2026-05-21-phase-8-5-cache-store-verifier

2026-05-21 — Cache STORE-side verifier + messages threading (Phase 8.5)

Summary

Closes two of the three follow-ups from Phase 8.4's ship-log:

  1. Cache STORE-side verifier checkcache-admission-gate now runs Phase 8.3's verifyContract when messages is passed. A failed verifier rejects the entry at store-time with reason contract_verifier_failed. Closes the cache-amplification path that Phase 2's structural gate couldn't catch.
  1. scoreAndRecordValidity messages threading — the audit-chain reward path now receives messages and responseFormat, so the contract verifier inside maybeApplyRewardV2 can extract enum / exact_string references from the original request (previously these verifiers returned not_applicable from this code path).

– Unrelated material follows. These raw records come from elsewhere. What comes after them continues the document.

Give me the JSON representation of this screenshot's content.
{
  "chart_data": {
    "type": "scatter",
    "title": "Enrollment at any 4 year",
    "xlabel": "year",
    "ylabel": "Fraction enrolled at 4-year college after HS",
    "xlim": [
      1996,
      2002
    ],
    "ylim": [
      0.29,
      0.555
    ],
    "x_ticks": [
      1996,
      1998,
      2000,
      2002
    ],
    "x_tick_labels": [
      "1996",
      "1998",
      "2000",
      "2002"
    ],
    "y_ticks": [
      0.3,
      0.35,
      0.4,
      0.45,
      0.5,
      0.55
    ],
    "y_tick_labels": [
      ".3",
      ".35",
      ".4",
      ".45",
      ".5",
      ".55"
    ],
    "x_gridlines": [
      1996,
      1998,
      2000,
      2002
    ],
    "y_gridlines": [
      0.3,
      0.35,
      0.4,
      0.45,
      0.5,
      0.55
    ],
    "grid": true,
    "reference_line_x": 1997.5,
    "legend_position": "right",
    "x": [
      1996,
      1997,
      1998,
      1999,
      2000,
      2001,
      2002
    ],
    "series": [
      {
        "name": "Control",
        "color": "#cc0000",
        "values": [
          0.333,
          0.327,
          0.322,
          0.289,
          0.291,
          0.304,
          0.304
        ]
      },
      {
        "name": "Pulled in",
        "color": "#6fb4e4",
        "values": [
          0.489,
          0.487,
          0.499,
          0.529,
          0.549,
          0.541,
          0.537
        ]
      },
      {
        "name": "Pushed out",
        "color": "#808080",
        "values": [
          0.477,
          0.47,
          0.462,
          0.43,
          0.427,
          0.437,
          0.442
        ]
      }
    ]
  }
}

Skipped (third follow-up from Phase 8.4's ship-log):

  • Streaming X-BR-Contract-Status header. SSE commits headers before the first byte, so the verifier verdict isn't available at header-write time. Would require trailer headers (implementation-dependent) or a final SSE event with the status. Not worth the complexity in Phase 8.5 — streaming reward path still gets the verifier signal via maybeApplyRewardV2.

What changed

src/router/cache-admission-gate.ts

  • New optional messages?: unknown[] field on CacheAdmissionContext
  • New Rule 2: when messages is present, detect the declared contract and run the verifier. A failed verifier returns { admit: false, reason: "contract_verifier_failed" }
  • Existing rules (null-content, json-heuristic) preserved as Rules 1 and 3
  • Rule order: null-content > verifier > json-heuristic
  • Verifier failure is non-fatal: try/catch falls through to the heuristic on any internal error

src/router/cache-admission-gate.test.ts

  • 7 new tests: parseable-but-wrong-shape integer, non-JSON for json_object, valid integer/json admits, messages-absent fallthrough, verifier-not-applicable fallthrough, null-content wins over verifier

src/router/model-router.ts

  • cacheStore() now passes messages to evaluateCacheAdmission
  • scoreAndRecordValidity signature extended with optional messages and responseFormat
  • Both call sites (non-streaming + streaming) thread the new fields through

Rule order (final)

The admission gate now evaluates in this order:

  1. Null-content (Rule 1) — structurally broken; reject with null_content_no_tool_calls or empty_string_length_truncation
  2. Contract verifier (Rule 2, NEW) — semantically broken vs declared contract; reject with contract_verifier_failed
  3. JSON heuristic (Rule 3) — fallback for json_object when verifier didn't run; reject with json_object_invalid_payload

The verifier supersedes the JSON heuristic when both apply (verifier knows the exact contract; heuristic is best-effort).

Operational impact

  • Cache hit-rate drops further for contract-strict requests where the model is producing parseable-but-wrong outputs (e.g., wrong-shape integers, non-JSON for json_object requests). This is the intended behavior — the OpenClaw 2026-05-20 cache amplification path is fully closed at both lookup-time (Phase 8.2) AND store-time (Phase 8.5).
  • messages plumbing through scoreAndRecordValidity means the bandit-V2 audit chain now demotes models that fail enum / exact_string contracts (previously these slipped through as not_applicable).
  • Backward-compatible. The new messages field on CacheAdmissionContext is optional. Callers that don't pass it get the existing behavior — Rule 2 is skipped, Rule 3 (json heuristic) still catches the most common case.

Verification

$ npx vitest run --config vitest.unit.config.ts src/router/cache-admission-gate.test.ts
✓ 17 passed

$ pnpm tsgo
✓ no errors

Lockstep

  • [x] No API surface change.
  • [x] SDKs unaffected (internal router change).
  • [x] MCP tools unaffected.
  • [x] Ship-log (this file).

Plan reference

Phase 8.5 of the contract-aware-routing arc. Closes 2 of the 3 Phase 8.4 follow-ups. Phase 8.6 (MCP gating) is the next milestone — arc/contract-aware-routing is now substantively complete on the BR-internal side.